Cell phone use while driving leads to 1.6 million crashes each year, according to the National Safety Council.  -  Photo:  unsplash.com/Alexandre Boucher

Cell phone use while driving leads to 1.6 million crashes each year, according to the National Safety Council.

Photo: unsplash.com/Alexandre Boucher

Some 3,142 people were killed in distracted driving collisions in 2019, making it the cause of 8.7% of all crash fatalities that year, according to the National Highway Transportation and Safety Administration (NHTSA). April is Distracted Driving Awareness Month, and now is the time for fleet operators to remind drivers that distracted driving, including hands-free phone use and infotainment systems, puts everyone at risk. 

It is vital for fleet operators to take Distracted Driving Month seriously.

Experts say our roadways are more hazardous than they’ve been in decades. On a typical day, eight people are killed and hundreds more are injured in distraction-affected crashes, notes the National Safety Council.

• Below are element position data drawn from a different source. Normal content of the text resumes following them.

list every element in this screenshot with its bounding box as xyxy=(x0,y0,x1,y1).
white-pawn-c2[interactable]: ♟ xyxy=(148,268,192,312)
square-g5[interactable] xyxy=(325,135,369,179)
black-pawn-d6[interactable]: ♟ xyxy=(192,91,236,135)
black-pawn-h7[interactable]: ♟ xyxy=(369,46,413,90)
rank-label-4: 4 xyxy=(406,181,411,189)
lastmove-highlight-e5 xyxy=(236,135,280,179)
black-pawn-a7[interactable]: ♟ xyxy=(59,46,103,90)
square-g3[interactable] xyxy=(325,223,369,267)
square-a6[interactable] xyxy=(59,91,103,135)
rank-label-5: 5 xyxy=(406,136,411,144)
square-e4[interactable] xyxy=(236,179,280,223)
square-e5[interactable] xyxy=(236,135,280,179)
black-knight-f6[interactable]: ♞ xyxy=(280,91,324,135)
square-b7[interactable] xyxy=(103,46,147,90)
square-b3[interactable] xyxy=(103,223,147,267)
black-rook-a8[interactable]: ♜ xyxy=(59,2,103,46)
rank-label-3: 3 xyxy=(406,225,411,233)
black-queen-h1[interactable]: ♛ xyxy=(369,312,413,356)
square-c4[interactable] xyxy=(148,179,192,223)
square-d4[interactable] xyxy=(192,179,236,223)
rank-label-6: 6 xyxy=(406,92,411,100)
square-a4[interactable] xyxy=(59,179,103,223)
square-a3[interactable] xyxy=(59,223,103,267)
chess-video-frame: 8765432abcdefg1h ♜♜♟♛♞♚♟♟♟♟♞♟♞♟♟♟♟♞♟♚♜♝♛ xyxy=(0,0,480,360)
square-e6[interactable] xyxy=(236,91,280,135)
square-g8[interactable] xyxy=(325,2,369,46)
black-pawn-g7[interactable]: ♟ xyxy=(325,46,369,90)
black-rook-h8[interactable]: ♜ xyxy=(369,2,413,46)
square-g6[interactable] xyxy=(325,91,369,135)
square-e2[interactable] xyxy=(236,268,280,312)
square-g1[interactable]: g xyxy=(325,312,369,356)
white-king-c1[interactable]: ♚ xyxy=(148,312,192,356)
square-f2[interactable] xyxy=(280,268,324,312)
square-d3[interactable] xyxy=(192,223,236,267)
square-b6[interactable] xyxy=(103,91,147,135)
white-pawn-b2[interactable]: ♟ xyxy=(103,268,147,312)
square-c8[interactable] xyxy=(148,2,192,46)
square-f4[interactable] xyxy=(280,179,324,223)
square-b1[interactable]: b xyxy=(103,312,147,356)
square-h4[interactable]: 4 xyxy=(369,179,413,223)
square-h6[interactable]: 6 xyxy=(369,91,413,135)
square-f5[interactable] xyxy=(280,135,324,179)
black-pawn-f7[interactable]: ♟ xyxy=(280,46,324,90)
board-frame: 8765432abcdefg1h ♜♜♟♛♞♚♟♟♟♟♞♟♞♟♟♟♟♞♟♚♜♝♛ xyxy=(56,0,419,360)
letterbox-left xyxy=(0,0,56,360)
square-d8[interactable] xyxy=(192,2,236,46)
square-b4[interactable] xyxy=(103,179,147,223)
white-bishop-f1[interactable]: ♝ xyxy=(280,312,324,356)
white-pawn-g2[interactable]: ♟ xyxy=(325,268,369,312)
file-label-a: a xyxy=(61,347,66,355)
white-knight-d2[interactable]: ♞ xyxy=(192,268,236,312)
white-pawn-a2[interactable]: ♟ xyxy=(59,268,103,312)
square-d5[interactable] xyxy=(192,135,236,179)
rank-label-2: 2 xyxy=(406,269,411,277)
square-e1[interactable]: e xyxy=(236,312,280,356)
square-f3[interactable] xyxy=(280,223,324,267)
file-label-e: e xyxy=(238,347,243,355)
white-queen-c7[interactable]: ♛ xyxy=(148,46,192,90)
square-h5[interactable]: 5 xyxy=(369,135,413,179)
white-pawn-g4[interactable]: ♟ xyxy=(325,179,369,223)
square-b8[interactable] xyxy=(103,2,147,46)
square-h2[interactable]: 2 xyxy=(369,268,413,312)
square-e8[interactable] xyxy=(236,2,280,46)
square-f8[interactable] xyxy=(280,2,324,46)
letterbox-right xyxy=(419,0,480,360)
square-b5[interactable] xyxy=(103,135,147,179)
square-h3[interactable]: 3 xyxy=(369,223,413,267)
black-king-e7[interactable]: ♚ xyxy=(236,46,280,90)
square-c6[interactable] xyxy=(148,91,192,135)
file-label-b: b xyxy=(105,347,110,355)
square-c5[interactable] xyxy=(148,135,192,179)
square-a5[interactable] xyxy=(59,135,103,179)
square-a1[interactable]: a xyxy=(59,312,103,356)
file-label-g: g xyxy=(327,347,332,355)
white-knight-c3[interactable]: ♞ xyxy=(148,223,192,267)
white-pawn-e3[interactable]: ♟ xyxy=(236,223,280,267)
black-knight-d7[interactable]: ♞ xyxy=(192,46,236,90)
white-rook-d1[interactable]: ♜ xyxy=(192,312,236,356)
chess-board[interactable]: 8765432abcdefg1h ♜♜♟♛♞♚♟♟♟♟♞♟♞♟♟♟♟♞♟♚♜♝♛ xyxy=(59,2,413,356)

Your drivers face distracted driving risks on every trip — from the driveway to the parking lot and back home again.

In addition to lost lives, distracted driving results in about 280,000 injuries each year and it causes about 920,000 total accidents per year, according to a recent report from Bankrate.

The Bankrate report notes that while we may think of distracted driving as a new phenomenon linked to increasing technology, it is a problem that has been around for a long time.

One of the first studies to explore distracted driving was done by the Virginia Tech Transportation Institute and NHTSA in 2006. It found that almost 80% of crashes and 65% of near-crashes involved some form of driver inattention within three seconds of the event. While the most common distraction was cell phone use, it was actually less likely to cause a crash versus other distractions. Reaching for a moving object increased the risk nine times, whereas talking on the cell phone increased the risk by only 1.3 times.

However, cell phone use while behind the wheel should never be underestimated or tolerated. It is a growing problem and it does cause a substantial number of collisions.

The National Safety Council reports that cell phone use while driving leads to 1.6 million crashes each year. Nearly 390,000 injuries occur each year from accidents caused by texting while driving. And, one out of every four car accidents in the United States is caused by texting and driving.

Fortunately, 48 states and the District of Columbia have enacted cell phone bans to combat distracted driving.

Even so, fleet operators must make sure their drivers are mindful of the distracted driving problem. With awareness month upon us, April is a relevant time to remind your drivers of the dangers of distracted driving. Tell them to keep their hands on the wheel and their eyes on the road at all times. With their full focus and attention on the act of driving and the roadway ahead, your drivers and all road users will be safer on the highways and byways this April and beyond.